6. In the case before us Muni Singh applied for probate in October 1888, but has not prosecuted his application. The plaintiff denied that any will was executed at all, and practically no one is seeking probate. It was urged that the defendant No. 1, as a creditor, could have asked for letters of administration with the will annexed, and should have done so; but this is a mistake since Section 206 of the Indian Succession Act has not been extended by the Hindu Wills Act to the town of Madras. Had the estate been that of a European British subject, the case would have been different. If, therefore, the creditor is precluded from bringing in any one as the personal representative of the deceased, until some one has proved his will, his just claims would be liable to be defeated by the simple expedient of refusing to apply for probate until the debt had become barred. This certainly cannot have been the intention of the law. It appears to us that, though the executors can establish no right without taking probate, the existence of the will cannot be ignored for all purposes whatsoever.

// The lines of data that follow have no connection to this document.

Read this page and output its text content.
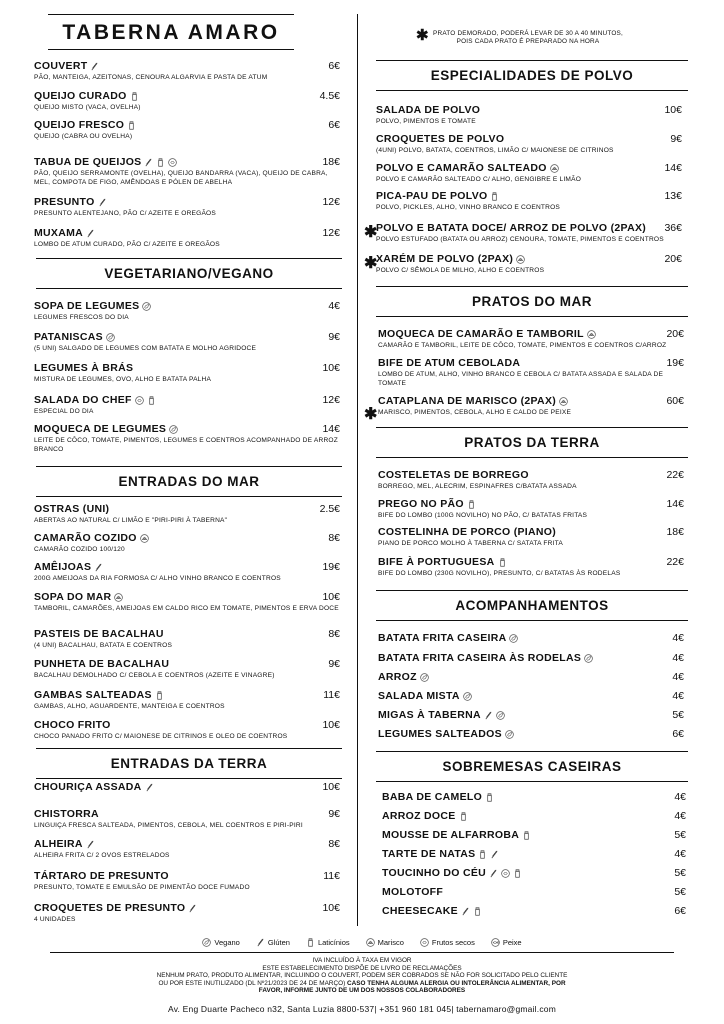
TABERNA AMARO	✱ PRATO DEMORADO, PODERÁ LEVAR DE 30 A 40 MINUTOS,
POIS CADA PRATO É PREPARADO NA HORA
COUVERT	6€
PÃO, MANTEIGA, AZEITONAS, CENOURA ALGARVIA E PASTA DE ATUM
QUEIJO CURADO	4.5€
QUEIJO MISTO (VACA, OVELHA)
QUEIJO FRESCO	6€
QUEIJO (CABRA OU OVELHA)
TABUA DE QUEIJOS	18€
PÃO, QUEIJO SERRAMONTE (OVELHA), QUEIJO BANDARRA (VACA), QUEIJO DE CABRA, MEL, COMPOTA DE FIGO, AMÊNDOAS E PÓLEN DE ABELHA
PRESUNTO	12€
PRESUNTO ALENTEJANO, PÃO C/ AZEITE E OREGÃOS
MUXAMA	12€
LOMBO DE ATUM CURADO, PÃO C/ AZEITE E OREGÃOS
VEGETARIANO/VEGANO
SOPA DE LEGUMES	4€
LEGUMES FRESCOS DO DIA
PATANISCAS	9€
(5 UNI) SALGADO DE LEGUMES COM BATATA E MOLHO AGRIDOCE
LEGUMES À BRÁS	10€
MISTURA DE LEGUMES, OVO, ALHO E BATATA PALHA
SALADA DO CHEF	12€
ESPECIAL DO DIA
MOQUECA DE LEGUMES	14€
LEITE DE CÔCO, TOMATE, PIMENTOS, LEGUMES E COENTROS ACOMPANHADO DE ARROZ BRANCO
ENTRADAS DO MAR
OSTRAS (UNI)	2.5€
ABERTAS AO NATURAL C/ LIMÃO E "PIRI-PIRI À TABERNA"
CAMARÃO COZIDO	8€
CAMARÃO COZIDO 100/120
AMÊIJOAS	19€
200G AMEIJOAS DA RIA FORMOSA C/ ALHO VINHO BRANCO E COENTROS
SOPA DO MAR	10€
TAMBORIL, CAMARÕES, AMEIJOAS EM CALDO RICO EM TOMATE, PIMENTOS E ERVA DOCE
PASTEIS DE BACALHAU	8€
(4 UNI) BACALHAU, BATATA E COENTROS
PUNHETA DE BACALHAU	9€
BACALHAU DEMOLHADO C/ CEBOLA E COENTROS (AZEITE E VINAGRE)
GAMBAS SALTEADAS	11€
GAMBAS, ALHO, AGUARDENTE, MANTEIGA E COENTROS
CHOCO FRITO	10€
CHOCO PANADO FRITO C/ MAIONESE DE CITRINOS E OLEO DE COENTROS
ENTRADAS DA TERRA
CHOURIÇA ASSADA	10€
CHISTORRA	9€
LINGUIÇA FRESCA SALTEADA, PIMENTOS, CEBOLA, MEL COENTROS E PIRI-PIRI
ALHEIRA	8€
ALHEIRA FRITA C/ 2 OVOS ESTRELADOS
TÁRTARO DE PRESUNTO	11€
PRESUNTO, TOMATE E EMULSÃO DE PIMENTÃO DOCE FUMADO
CROQUETES DE PRESUNTO	10€
4 UNIDADES
ESPECIALIDADES DE POLVO
SALADA DE POLVO	10€
POLVO, PIMENTOS E TOMATE
CROQUETES DE POLVO	9€
(4UNI) POLVO, BATATA, COENTROS, LIMÃO C/ MAIONESE DE CITRINOS
POLVO E CAMARÃO SALTEADO	14€
POLVO E CAMARÃO SALTEADO C/ ALHO, GENGIBRE E LIMÃO
PICA-PAU DE POLVO	13€
POLVO, PICKLES, ALHO, VINHO BRANCO E COENTROS
✱
POLVO E BATATA DOCE/ ARROZ DE POLVO (2PAX) 36€
POLVO ESTUFADO (BATATA OU ARROZ) CENOURA, TOMATE, PIMENTOS E COENTROS
✱
XARÉM DE POLVO (2PAX)	20€
POLVO C/ SÊMOLA DE MILHO, ALHO E COENTROS
PRATOS DO MAR
MOQUECA DE CAMARÃO E TAMBORIL	20€
CAMARÃO E TAMBORIL, LEITE DE CÔCO, TOMATE, PIMENTOS E COENTROS C/ARROZ
BIFE DE ATUM CEBOLADA	19€
LOMBO DE ATUM, ALHO, VINHO BRANCO E CEBOLA C/ BATATA ASSADA E SALADA DE TOMATE
✱
CATAPLANA DE MARISCO (2PAX)	60€
MARISCO, PIMENTOS, CEBOLA, ALHO E CALDO DE PEIXE
PRATOS DA TERRA
COSTELETAS DE BORREGO	22€
BORREGO, MEL, ALECRIM, ESPINAFRES C/BATATA ASSADA
PREGO NO PÃO	14€
BIFE DO LOMBO (100G NOVILHO) NO PÃO, C/ BATATAS FRITAS
COSTELINHA DE PORCO (PIANO)	18€
PIANO DE PORCO MOLHO À TABERNA C/ SATATA FRITA
BIFE À PORTUGUESA	22€
BIFE DO LOMBO (230G NOVILHO), PRESUNTO, C/ BATATAS ÀS RODELAS
ACOMPANHAMENTOS
BATATA FRITA CASEIRA	4€
BATATA FRITA CASEIRA ÀS RODELAS	4€
ARROZ	4€
SALADA MISTA	4€
MIGAS À TABERNA	5€
LEGUMES SALTEADOS	6€
SOBREMESAS CASEIRAS
BABA DE CAMELO	4€
ARROZ DOCE	4€
MOUSSE DE ALFARROBA	5€
TARTE DE NATAS	4€
TOUCINHO DO CÉU	5€
MOLOTOFF	5€
CHEESECAKE	6€
Vegano	Glúten	Laticínios	Marisco	Frutos secos	Peixe
IVA INCLUÍDO À TAXA EM VIGOR
ESTE ESTABELECIMENTO DISPÕE DE LIVRO DE RECLAMAÇÕES
NENHUM PRATO, PRODUTO ALIMENTAR, INCLUINDO O COUVERT, PODEM SER COBRADOS SE NÃO FOR SOLICITADO PELO CLIENTE
OU POR ESTE INUTILIZADO (DL Nº21/2023 DE 24 DE MARÇO) CASO TENHA ALGUMA ALERGIA OU INTOLERÂNCIA ALIMENTAR, POR
FAVOR, INFORME JUNTO DE UM DOS NOSSOS COLABORADORES
Av. Eng Duarte Pacheco n32, Santa Luzia 8800-537| +351 960 181 045| tabernamaro@gmail.com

7. We are of opinion chat the decision in Prosunno Chunder Bhuttacharjee v. Kristo Chytunno Pal I.L.R. 4 Cal. 342 is applicable, and that the persons, who took possession of Ghulab's estate upon his death, were liable to be treated by the creditor (first defendant) as his representatives even though themselves liable to be dispossessed by the executors on taking out probate. That Muni Singh and Govindh Singh were in possession of deceased's estate is evident from plaintiff's own suit No. 195 of 1888, and, since first defendant's decree is not a nullity, it is open to him to prove that Ghulab left a will, and, therefore, that plaintiff is not a person who can claim to set that decree aside.

8. As regards the execution of the will by Ghulab, we are of opinion that the finding of the learned Judge is right. The fact has been proved by the writer and one attesting witness, and we see no reason to doubt the evidence of defendant No. 2, that he heard of the existence of the will from plaintiff herself, who procured for him the copy, Exhibit II. That first defendant was willing to help plaintiff in a suit against her stepsons, provided his own debt was discharged seems to us to prove nothing. All the executors refused to prove, and the first defendant was naturally willing to accept payment from any member of the family who would pay him. All the circumstances of the case tend to indicate that the plaintiff and her step-sons have since colluded to deprive him of the fruits of his decree.

9. On these grounds we confirm the decree and dismiss the appeal with costs.